Il forno accumula grasso carbonizzato che col tempo brucia e produce fumo e odori sgradevoli. La pulizia regolare del forno con metodi naturali evita l’uso di prodotti chimici aggressivi. Pulizia del forno con bicarbonato e aceto: rimuovi le griglie e mettile in ammollo in acqua calda e bicarbonato, prepara una pasta densa con bicarbonato e acqua (3 parti di bicarbonato 1 parte d’acqua), spalma la pasta su tutte le pareti interne del forno evitando le resistenze, lascia agire 12 ore o tutta la notte, il giorno dopo inumidisci un panno con aceto bianco e pulisci la pasta (l’aceto reagisce col bicarbonato e aiuta a rimuovere lo sporco), risciacqua con un panno umido e asciuga. Per lo sporco ostinato: prima del bicarbonato scalda il forno a 50°C per ammorbidire il grasso, spruzza le pareti con aceto prima di applicare il bicarbonato. Per pulire la porta del forno in vetro: prepara una pasta di bicarbonato e acqua applicala sul vetro lascia agire 30 minuti, pulisci con un panno umido, per le macchie bruciate usa una spatola di plastica (mai metallo che graffia). Per pulire il microonde: scalda una tazza d’acqua con succo di mezzo limone e alcune fette di limone per 3 minuti alla massima potenza, lascia riposare per 2 minuti il vapore acido stacca lo sporco, apri con cautela e pulisci con un panno umido, per le macchie ostinate ripeti il processo o usa bicarbonato su un panno umido. Il limone lascia un profumo fresco e sgrassa naturalmente. La pulizia del microonde andrebbe fatta dopo ogni utilizzo: un panno umido passato subito dopo l’uso evita l’accumulo di schizzi secchi che richiedono poi ore di ammollo. Per le griglie e le teglie del forno: immergile in acqua calda con bicarbonato e aceto per 30 minuti, strofina con una spugna abrasiva (non metallica per le teglie antiaderenti), per il grasso carbonizzato usa una pasta di bicarbonato e aceto applicata direttamente e lascia agire 1 ora.
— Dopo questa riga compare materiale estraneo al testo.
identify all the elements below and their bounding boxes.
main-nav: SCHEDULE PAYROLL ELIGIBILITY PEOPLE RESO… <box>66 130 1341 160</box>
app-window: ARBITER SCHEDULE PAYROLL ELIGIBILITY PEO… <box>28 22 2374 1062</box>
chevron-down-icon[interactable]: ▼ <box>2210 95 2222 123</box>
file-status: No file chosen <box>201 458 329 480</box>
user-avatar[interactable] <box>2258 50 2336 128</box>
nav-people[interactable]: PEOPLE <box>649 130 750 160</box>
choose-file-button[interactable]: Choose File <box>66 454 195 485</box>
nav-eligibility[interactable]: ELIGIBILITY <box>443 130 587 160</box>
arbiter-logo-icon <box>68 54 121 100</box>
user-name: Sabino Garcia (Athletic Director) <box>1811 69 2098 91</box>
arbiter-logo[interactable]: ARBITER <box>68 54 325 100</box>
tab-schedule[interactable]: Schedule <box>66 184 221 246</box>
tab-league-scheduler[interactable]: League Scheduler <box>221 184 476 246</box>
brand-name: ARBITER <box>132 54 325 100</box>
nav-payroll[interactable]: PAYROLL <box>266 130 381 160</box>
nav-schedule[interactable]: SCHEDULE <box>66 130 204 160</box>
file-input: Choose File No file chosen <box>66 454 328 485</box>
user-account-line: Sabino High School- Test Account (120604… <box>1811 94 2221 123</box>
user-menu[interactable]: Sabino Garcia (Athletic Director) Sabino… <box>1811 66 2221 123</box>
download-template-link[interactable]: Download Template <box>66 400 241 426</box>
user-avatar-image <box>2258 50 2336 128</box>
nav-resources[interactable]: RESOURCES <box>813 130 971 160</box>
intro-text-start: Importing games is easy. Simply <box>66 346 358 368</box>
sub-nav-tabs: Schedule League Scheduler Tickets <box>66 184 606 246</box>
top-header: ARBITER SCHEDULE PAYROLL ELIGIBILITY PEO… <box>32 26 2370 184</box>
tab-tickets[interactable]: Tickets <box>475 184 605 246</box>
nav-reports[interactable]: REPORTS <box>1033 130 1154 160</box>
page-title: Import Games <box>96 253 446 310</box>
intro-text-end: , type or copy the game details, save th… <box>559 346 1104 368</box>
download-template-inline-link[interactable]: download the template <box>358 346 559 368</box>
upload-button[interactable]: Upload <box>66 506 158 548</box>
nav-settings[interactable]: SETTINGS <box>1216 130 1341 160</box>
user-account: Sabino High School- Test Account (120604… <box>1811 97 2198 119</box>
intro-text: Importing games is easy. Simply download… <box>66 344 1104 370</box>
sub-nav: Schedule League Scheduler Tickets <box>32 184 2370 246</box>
Pulizia delle tende e dei tappeti

Tende e tappeti accumulano polvere e allergeni e vanno puliti regolarmente. Per le tende in tessuto: aspira la polvere con l’aspirapolvere e spazzola morbida (almeno una volta al mese), lava in lavatrice a 30°C con detersivo delicato solo le tende che lo consentono (controlla l’etichetta), appendi ancora umide per non formare pieghe, per le tende che non possono essere rimosse usa un vaporizzatore a mano per rinfrescarle e rimuovere la polvere. Per le tende alla veneziana e le persiane: pulisci ogni stecca con un panno in microfibra asciutto o umido, usa un guanto di cotone imbevuto di acqua e aceto per una pulizia profonda, per le stecche molto sporche smonta le veneziane e lavale in acqua tiepida e sapone di Marsiglia. Il metodo piu veloce per le veneziane: usa una pinza per tende con due panni in microfibra che puliscono entrambi i lati della stecca contemporaneamente. Per i tappeti: aspira regolarmente almeno una volta alla settimana e due volte nelle zone di passaggio, per le macchie fresche tampona con un panno assorbente (non strofinare che allarga la macchia), per le macchie ostinate usa una miscela di acqua e aceto (1:1) o acqua e bicarbonato, per rinfrescare i tappeti spargi bicarbonato di sodio in polvere lascia agire 30 minuti e aspira. Il bicarbonato assorbe odori e umidità. Per una pulizia profonda dei tappeti: noleggia una macchina a vapore per tappeti (costo 30-50 euro al giorno), oppure chiama professionisti per tappeti di valore. La pulizia a vapore con acqua calda e aspirazione rimuove lo sporco incrostato e gli allergeni che l’aspirapolvere non cattura. I tappeti in fibre naturali (lana cocco iuta) non vanno lavati a vapore: usa solo aspirazione e pulizia a secco professionale.